What a real UX audit looks like

By TYPENORMLabs • 7 min • Tue May 26 2026 21:00:00 GMT-0300 (Brasilia Standard Time)

Type "UX audit checklist" into Google and the top ten results read like one article reprinted with different logos — Nielsen's ten heuristics, severity 1 to 3, exported as a PDF. The thing TYPENORM charges for is not that. A real audit produces a scored rubric, three to five prioritized findings, and a one-page exec summary. Not a forty-seven-line document nobody opens twice. This piece names what we score, shows one anonymized run, and prints the output spec.

Why most "UX audits" are Nielsen 10 with a logo

I scanned the first page of results for that query in May 2026. Eleken, UXTeam, HubSpot, UXCam, AIENAI — five different domains, one article. Average length sits around 3,200 words. The depth-pad is the giveaway: they expand on what each heuristic means, not on what to do when two of them disagree on the same screen.

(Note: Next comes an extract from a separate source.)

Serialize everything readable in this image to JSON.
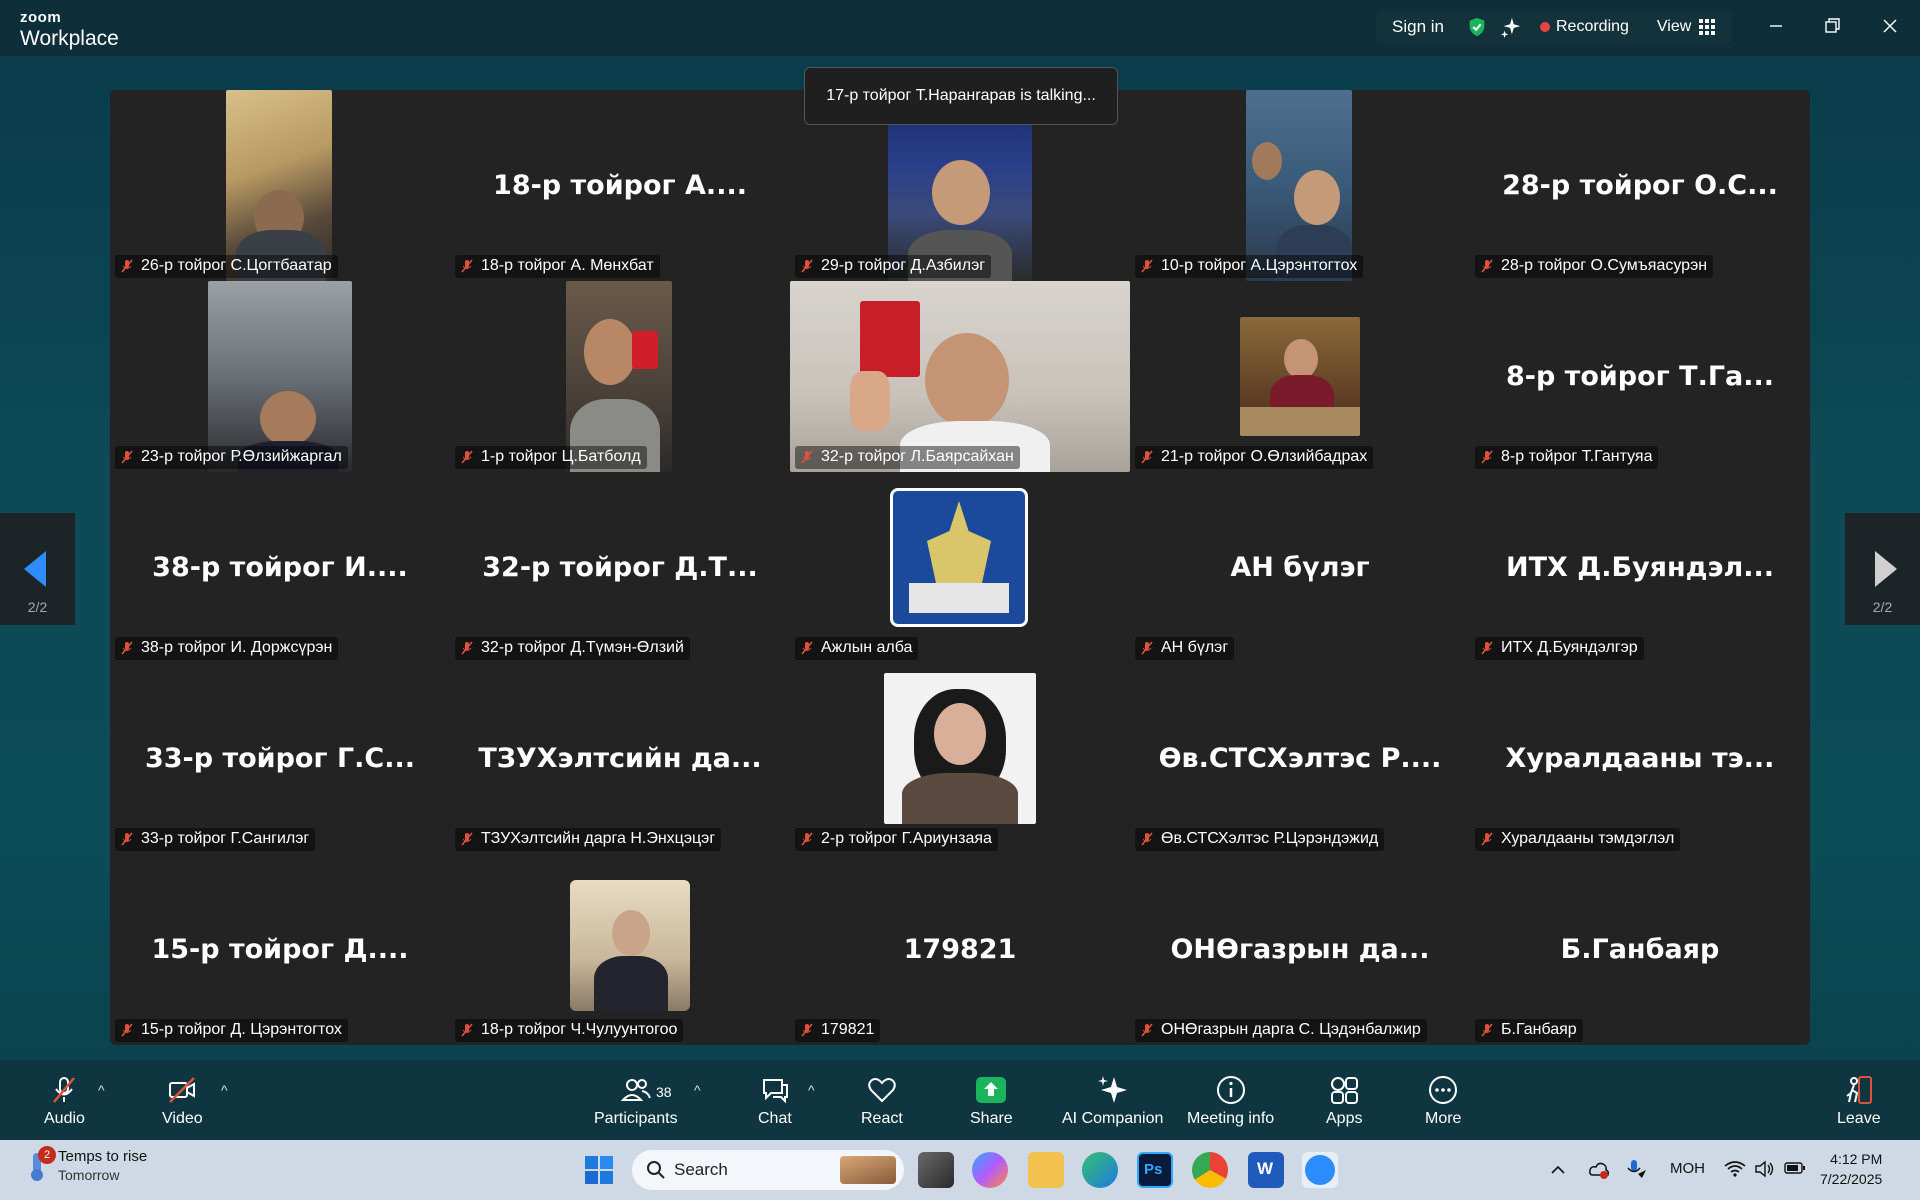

The format pattern repeats. Forty-seven heuristics. Severity rated 1 to 3. Output as a PDF. No prioritization beyond "high / medium / low," which collapses on contact with a roadmap because every finding ends up high.

What's missing is the part that costs real money. No vertical-specific clarity — HIPAA disclosure, MiFID II suitability, GDPR consent, all rendered as generic "compliance feedback." No three-axis rubric, so a confirm modal and a 404 page get the same scoring slot. No severity tied to user harm. A misaligned button and a regulator-flagged disclosure gap come back at the same priority because both deviate from "best practice."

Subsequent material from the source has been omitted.